This document is relevant for: Trn2, Trn3

Permute Routed Tokens Kernel API Reference#

Sort tokens by expert and pack hidden states, affinities, and token indices into a [T*K, n_output_cols] buffer.

Background#

The permute_routed_tokens kernel sorts tokens by their assigned expert and packs hidden states, affinities, and token indices into a contiguous [T*K, n_output_cols] buffer for efficient MoE dispatch.

API Reference#

Source code for this kernel API can be found at: permute_routed_tokens.py

permute_routed_tokens#

nkilib.experimental.subkernels.permute_routed_tokens(hidden_input: nl.ndarray, expert_index: nl.ndarray, expert_affinities_masked: nl.ndarray)#

Sort tokens by expert and pack hidden states, affinities, and token indices into a [T*K, n_output_cols] buffer.

Parameters:
  • hidden_input (nl.ndarray) – [T, n_input_cols], bf16 or fp8 HBM tensor of hidden states. When hidden states are fp8, each row contains packed scales.

  • expert_index (nl.ndarray) – [T, K], int32 HBM tensor of top-K expert indices per token.

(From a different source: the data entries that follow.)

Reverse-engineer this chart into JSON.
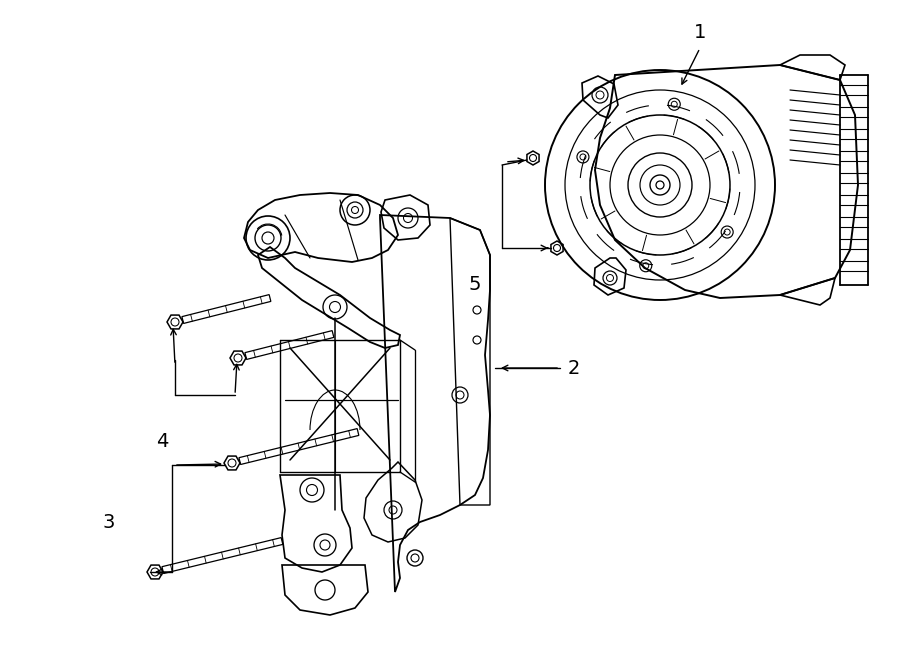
{
  "bg_color": "#ffffff",
  "line_color": "#000000",
  "fig_width": 9.0,
  "fig_height": 6.61,
  "dpi": 100,
  "label_fontsize": 14
}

  • expert_affinities_masked (nl.ndarray) – [T, E], bf16 HBM tensor of expert affinities, with zeros for non-routed token/expert pairs.

Returns:

[T*K, n_output_cols], bf16 or fp8 HBM tensor where each row is [hidden_state, affinity, token_index] sorted by expert index.

Return type:

nl.ndarray

Notes:

  • Requires T*K ≤ 128 (pmax) and K ∈ {1, 2, 4, 8}.

Dimensions:

  • T: Number of tokens.

  • H: Hidden dimension size.

  • n_input_cols: Number of columns in hidden_input. When hidden_input is bf16, n_cols=H. When hidden_input is fp8, n_cols contains H and may contain additional columns for quantization scales.

  • n_concat_cols: Number of columns corresponding to affinities (bf16) and token index (int32), when viewed as hidden_input dtype.

  • n_output_cols: n_input_cols + n_concat_cols

  • K: Top-K experts per token.

This document is relevant for: Trn2, Trn3